Dans une décision étoffée rendue au début de la semaine, la juge Johanne Mainville de la Cour supérieure a rejeté les prétentions du Procureur général du Québec, qui tentait de faire invalider le jugement de l’arbitre Pierre Cloutier dans un grief plaidé au cégep Édouard-Montpetit relativement à la tâche enseignante.

Il s’agit d’une importante victoire. Cette décision reconnaît en effet l’imputabilité du ministère sur le plan de la convention collective, considérant les garanties convenues entre les parties négociantes en 1989 au sujet du nombre minimum de professeurs nécessaires pour accomplir la tâche enseignante dans les collèges. Le grief initial concernait une modification au calendrier scolaire, introduite unilatéralement par le ministère à la fin du printemps de 1992 et qui avait pour effet de rapprocher la date d’abandon de celle du début d’un cours pour un élève.

Il aura fallu une quinzaine d’années donc, pour que soient reconnus les effets de cette décision unilatérale du ministère. Parce qu’elle avait des conséquences directes sur le comportement des étudiantes et des étudiants et sur la lecture des effectifs qui servent au calcul des ressources enseignantes, cette modification a entraîné une baisse des allocations consenties aux collèges, ce qui était contraire à l’engagement pris par le ministre à cet égard en 1992.

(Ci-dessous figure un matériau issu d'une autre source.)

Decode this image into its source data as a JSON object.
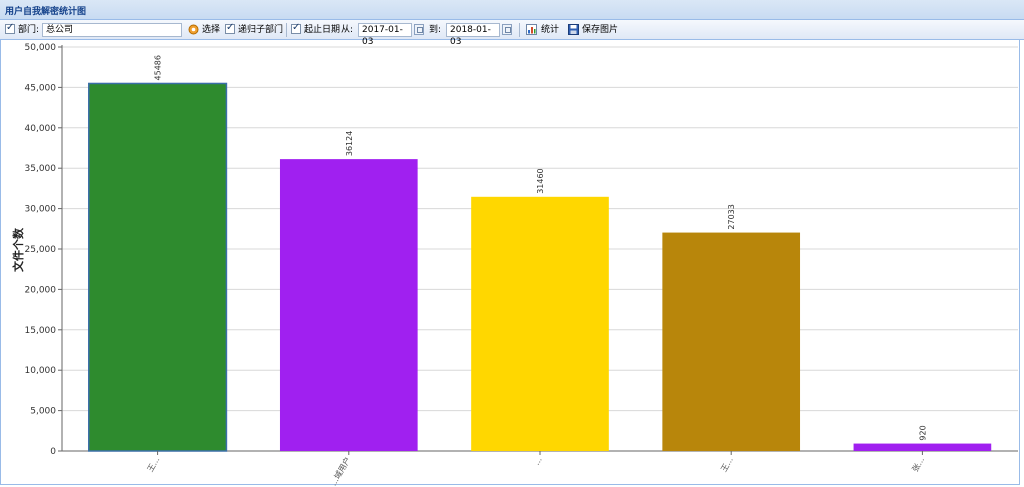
{
  "window": {
    "title": "用户自我解密统计图"
  },
  "toolbar": {
    "dept_label": "部门:",
    "dept_value": "总公司",
    "select_label": "选择",
    "recursive_label": "递归子部门",
    "date_range_label": "起止日期",
    "from_label": "从:",
    "from_value": "2017-01-03",
    "to_label": "到:",
    "to_value": "2018-01-03",
    "stats_label": "统计",
    "save_label": "保存图片"
  },
  "chart_data": {
    "type": "bar",
    "ylabel": "文件个数",
    "ylim": [
      0,
      50000
    ],
    "yticks": [
      "0",
      "5,000",
      "10,000",
      "15,000",
      "20,000",
      "25,000",
      "30,000",
      "35,000",
      "40,000",
      "45,000",
      "50,000"
    ],
    "categories": [
      "王...",
      "...域用户",
      "...",
      "王...",
      "张..."
    ],
    "values": [
      45486,
      36124,
      31460,
      27033,
      920
    ],
    "data_labels": [
      "45486",
      "36124",
      "31460",
      "27033",
      "920"
    ],
    "colors": [
      "#2e8b2e",
      "#a020f0",
      "#ffd700",
      "#b8860b",
      "#a020f0"
    ],
    "grid": true
  }
}
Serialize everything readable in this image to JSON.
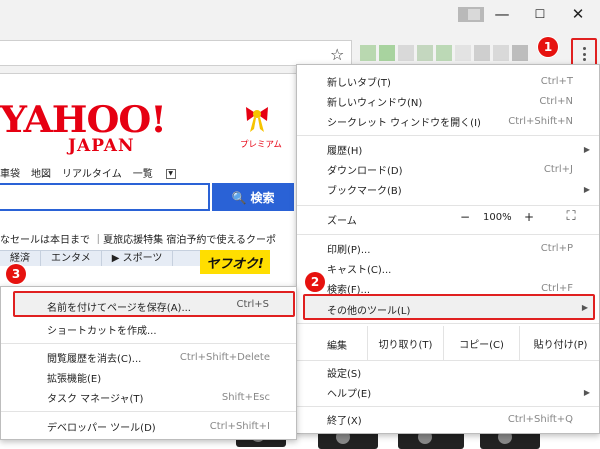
{
  "window": {
    "minimize": "—",
    "maximize": "☐",
    "close": "✕"
  },
  "toolbar": {
    "star_glyph": "☆",
    "extension_colors": [
      "#b9d8b0",
      "#a8d39f",
      "#d9d9d9",
      "#c4d7bf",
      "#bcd9b6",
      "#e3e3e3",
      "#cfcfcf",
      "#d9d9d9",
      "#bdbdbd"
    ]
  },
  "badges": {
    "one": "1",
    "two": "2",
    "three": "3",
    "color": "#e6120f"
  },
  "page": {
    "logo_main": "YAHOO!",
    "logo_sub": "JAPAN",
    "premium": "プレミアム",
    "nav": [
      "車袋",
      "地図",
      "リアルタイム",
      "一覧"
    ],
    "nav_dropdown": "▼",
    "search_button": "🔍 検索",
    "sale_line": "なセールは本日まで ｜夏旅応援特集  宿泊予約で使えるクーポ",
    "topic_tabs": [
      "経済",
      "エンタメ",
      "▶ スポーツ"
    ],
    "yafuoku": "ヤフオク!"
  },
  "chrome_menu": {
    "items": [
      {
        "label": "新しいタブ(T)",
        "shortcut": "Ctrl+T"
      },
      {
        "label": "新しいウィンドウ(N)",
        "shortcut": "Ctrl+N"
      },
      {
        "label": "シークレット ウィンドウを開く(I)",
        "shortcut": "Ctrl+Shift+N"
      },
      {
        "label": "履歴(H)",
        "shortcut": "",
        "arrow": "▶"
      },
      {
        "label": "ダウンロード(D)",
        "shortcut": "Ctrl+J"
      },
      {
        "label": "ブックマーク(B)",
        "shortcut": "",
        "arrow": "▶"
      },
      {
        "label": "印刷(P)...",
        "shortcut": "Ctrl+P"
      },
      {
        "label": "キャスト(C)...",
        "shortcut": ""
      },
      {
        "label": "検索(F)...",
        "shortcut": "Ctrl+F"
      },
      {
        "label": "その他のツール(L)",
        "shortcut": "",
        "arrow": "▶"
      },
      {
        "label": "設定(S)",
        "shortcut": ""
      },
      {
        "label": "ヘルプ(E)",
        "shortcut": "",
        "arrow": "▶"
      },
      {
        "label": "終了(X)",
        "shortcut": "Ctrl+Shift+Q"
      }
    ],
    "zoom": {
      "label": "ズーム",
      "minus": "−",
      "value": "100%",
      "plus": "+",
      "fullscreen": "⛶"
    },
    "edit": {
      "label": "編集",
      "cut": "切り取り(T)",
      "copy": "コピー(C)",
      "paste": "貼り付け(P)"
    }
  },
  "more_tools_menu": {
    "items": [
      {
        "label": "名前を付けてページを保存(A)...",
        "shortcut": "Ctrl+S"
      },
      {
        "label": "ショートカットを作成...",
        "shortcut": ""
      },
      {
        "label": "閲覧履歴を消去(C)...",
        "shortcut": "Ctrl+Shift+Delete"
      },
      {
        "label": "拡張機能(E)",
        "shortcut": ""
      },
      {
        "label": "タスク マネージャ(T)",
        "shortcut": "Shift+Esc"
      },
      {
        "label": "デベロッパー ツール(D)",
        "shortcut": "Ctrl+Shift+I"
      }
    ]
  }
}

De nombreux griefs avaient été déposés à ce moment. Cependant, la lourdeur de la preuve à faire avait amené la FNEEQ à défendre d’abord un seul cas, soit celui du syndicat du collège Ahuntsic. Dans cette première cause, plaidée et gagnée devant l’arbitre Laflamme en 1998, le ministère de l’Éducation avait considéré qu’il n’était pas lié par la décision, et ce, sans même aller en appel. En conséquence, le ministère refusait d’assurer le financement des ressources manquantes, rejetant cette responsabilité sur le collège Ahuntsic.

Un second grief a donc été plaidé, cette fois au cégep Édouard-Montpetit. Profitant de l’expertise acquise dans le dossier du cégep Ahuntsic, le syndicat local a fait à nouveau la démonstration des préjudices entraînés par la décision unilatérale du ministère quant aux ressources enseignantes. Ce deuxième arbitrage, qui donnait de nouveau raison aux prétentions syndicales, impliquait cette fois le ministère.

La Cour supérieure vient maintenant de reconnaître la responsabilité du ministère de l’Éducaton.

La réduction du nombre de personnes enseignantes équivalent à temps complet (ETC) nécessaire pour la tâche enseignante, imposée à l’époque est considérable. Des évaluations conservatrices pour l’ensemble du réseau des cégeps la situent à plus d’une centaine de ETC par année…, et ce, depuis 1992-93 !

Les suites de ce jugement restent à établir. Le ministère dispose d’un droit d’appel en Cour suprême. Il peut aussi choisir de se soustraire aux obligations politiques découlant d’un tel jugement, ce qui obligerait la FNEEQ à une longue procession de plaidoiries similaires pour chaque institution et pour chacune des années concernées.

«Il est évident pour nous, déclare Jean Trudelle, vice-président de la FNEEQ et responsable du regroupement cégep, que cette avenue constituerait une véritable tentative d’obstruction judiciaire. Une autre avenue est possible, et c’est celle de l’ouverture de la convention collective au bénéfice de la profession et du personnel enseignant dans les cégeps», conclut-il.

Il est impossible de savoir quelle sera l’attitude du ministère, mais à un moment où la lourdeur de la tâche fait l’objet de revendications légitimes dans tout le réseau collégial, une réouverture de la convention collective au chapitre des ressources enseignantes apparaît plus que jamais pertinente et urgente.

La FNEEQ tient enfin à souligner le travail remarquable du syndicat du personnel enseignant au cégep Édouard-Montpetit, tout autant que celui du cégep Ahuntsic lors de la première cause, considérant les exigences considérables du travail exigé par la preuve.